In a further sign that marijuana is no longer publicly taboo, another pot-focused exchange-traded fund—the second this month—launched on Tuesday with the debut of the Amplify Seymour Cannabis ETF (CNBS), a collaboration between Amplify ETFs and Tim Seymour, founder and chief investment officer of Seymour Asset Management and a co-host of CNBC’s Fast Money show.

Seymour will call the shots at this actively managed fund.

“For us, active is about being very plugged into an industry that’s evolving rapidly,” says Seymour, who has been an early-stage investor and advisor for various private cannabis companies. “That means not just the legislative and M&A climates because there’s a lot of capital markets activity in the sector, but also the evolution of the business where today’s leaders might not be tomorrow’s leaders. We plan to be actively engaging with management and making changes to the portfolio based upon our understanding of the sub-sectors within the industry.”

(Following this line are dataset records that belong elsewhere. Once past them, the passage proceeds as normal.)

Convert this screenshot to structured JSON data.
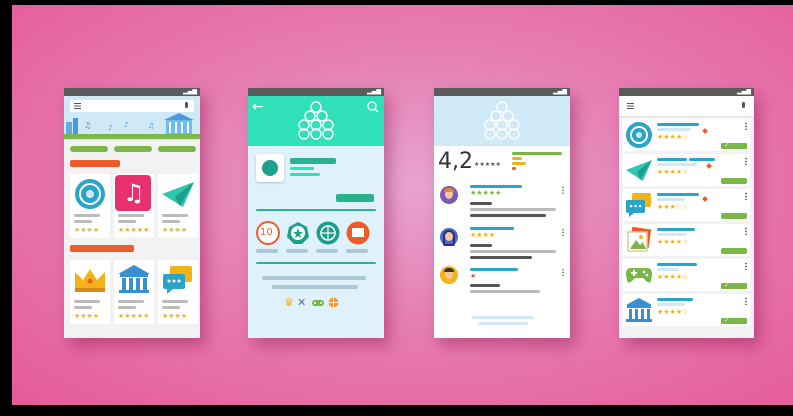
{
  "colors": {
    "background": "#e675b0",
    "frame": "#000000",
    "teal": "#2fe0b8",
    "light_blue": "#cfeaf6",
    "orange": "#ef5a2a",
    "green": "#7ab648",
    "star": "#f2b318"
  },
  "phone_store": {
    "menu_icon": "hamburger-icon",
    "mic_icon": "microphone-icon",
    "apps": [
      {
        "icon": "camera-shutter-icon",
        "stars": "★★★★"
      },
      {
        "icon": "music-note-icon",
        "stars": "★★★★★"
      },
      {
        "icon": "paper-plane-icon",
        "stars": "★★★★"
      },
      {
        "icon": "crown-icon",
        "stars": "★★★★"
      },
      {
        "icon": "museum-icon",
        "stars": "★★★★★"
      },
      {
        "icon": "chat-bubbles-icon",
        "stars": "★★★★"
      }
    ]
  },
  "phone_detail": {
    "back_icon": "arrow-back-icon",
    "search_icon": "search-icon",
    "badge_number": "10",
    "bottom_icons": [
      "crown-icon",
      "crossed-swords-icon",
      "gamepad-icon",
      "basketball-icon"
    ]
  },
  "phone_reviews": {
    "rating": "4,2",
    "rating_stars": "★★★★★",
    "reviews": [
      {
        "stars": "★★★★★"
      },
      {
        "stars": "★★★★"
      },
      {
        "stars": "★"
      }
    ]
  },
  "phone_list": {
    "menu_icon": "hamburger-icon",
    "mic_icon": "microphone-icon",
    "items": [
      {
        "icon": "camera-shutter-icon",
        "stars": "★★★★☆",
        "check": "✓"
      },
      {
        "icon": "paper-plane-icon",
        "stars": "★★★★☆",
        "check": ""
      },
      {
        "icon": "chat-bubbles-icon",
        "stars": "★★★☆☆",
        "check": ""
      },
      {
        "icon": "picture-icon",
        "stars": "★★★★☆",
        "check": ""
      },
      {
        "icon": "gamepad-icon",
        "stars": "★★★★☆",
        "check": "✓"
      },
      {
        "icon": "museum-icon",
        "stars": "★★★★☆",
        "check": "✓"
      }
    ]
  }
}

The CNBS fund invests at least 80% of its assets in companies that get at least 50% of their revenue from cannabis and hemp operations across three categories: cannabis/hemp plant (pharma and biotech, cultivation and retail, hemp products and cannabis-infused products); support (agricultural tech, real estate and commercial services) and ancillary (consumption devices, investing and finance, and tech and media).

Cultivation and retail comprises three-fifths of the portfolio. And like most of the other four U.S.-listed ETFs with a significant focus on cannabis, there’s a diverse capitalization exposure with a preponderance of small-cap and microcap companies. That’s not surprising, given the early-stage nature of this industry.

Cannabis Is Booming

In the U.S., medical marijuana is legal in 33 states and the District of Columbia, and recreational weed is legal in 11 states and in D.C.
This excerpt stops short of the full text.